By Allison Lampert
(Reuters) -North American pilots took fresh steps on Monday to press for workforce gains, with American Airlines Group Inc pilots backing a strike mandate and Air Canada pilots supporting a merger with a larger union.
American Airlines pilots approved the mandate ahead of the busy summer travel season to further pressure the Texas-based carrier for a contract, although the chances of them actually walking off the job remain slim.
The Allied Pilots Association (APA), which represents about 15,000 American Airlines pilots, held a strike authorization vote in April, even as the two sides closed in on an agreement in principle.
More than 96% of APA membership voted and over 99% voted in favor of authorizing a strike, the union said in a statement.
“We remain confident that an agreement for our pilots is within reach and can be finalized quickly. The finish line is in sight,” American Airlines said in a statement.

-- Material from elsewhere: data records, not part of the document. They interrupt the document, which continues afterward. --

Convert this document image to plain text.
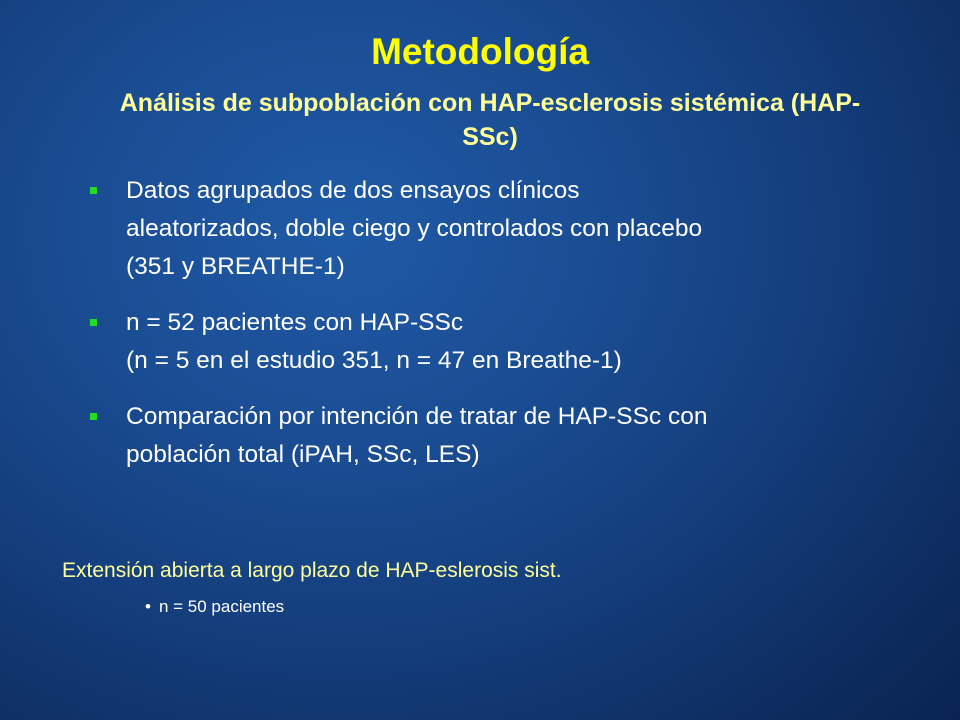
Metodología
Análisis de subpoblación con HAP-esclerosis sistémica (HAP-SSc)
Datos agrupados de dos ensayos clínicos
aleatorizados, doble ciego y controlados con placebo
(351 y BREATHE-1)
n = 52 pacientes con HAP-SSc
(n = 5 en el estudio 351, n = 47 en Breathe-1)
Comparación por intención de tratar de HAP-SSc con
población total (iPAH, SSc, LES)

Extensión abierta a largo plazo de HAP-eslerosis sist.

• n = 50 pacientes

Separately, a majority of the estimated 4,500 pilots who fly for Canada’s largest carrier voted 84% for a March agreement to merge with the Air Line Pilots Association (ALPA), the two unions said in a statement confirming earlier reporting by Reuters.
A merger with ALPA, the world’s largest pilots union with more than 60,000 members, is seen as beneficial, in part, for providing additional bargaining resources. Air Canada pilots are not currently in negotiations.
ALPA’s executive board would first need to ratify the merger on May 17. American Airlines pilots are also considering a merger with ALPA, with discussion to be raised in early June, an Allied spokesperson said.
North American pilots are pressing for better salaries and working conditions as carriers struggle to staff up to meet soaring travel demand after COVID-19. But some airline executives warn hefty raises will inflate fixed costs and make it tougher to repair debt-laden balance sheets.
Canada’s second largest carrier WestJet Airlines, which announced it completed its acquisition of leisure carrier Sunwing Airlines on Monday, is facing bargaining pressure from its pilots who have authorized strike action as early as May 16.
By contrast, it would be hard for American Airlines pilots to walk off the job because of a complex labor process in the U.S. that makes it difficult for airline workers to strike.
In March, Delta Air Lines pilots ratified a new contract that includes $7 billion in cumulative increases in pay and benefits over four years.
American’s chief executive has said the carrier is prepared to match the pay rates and profit-sharing formula that rival Delta provided in its new contract.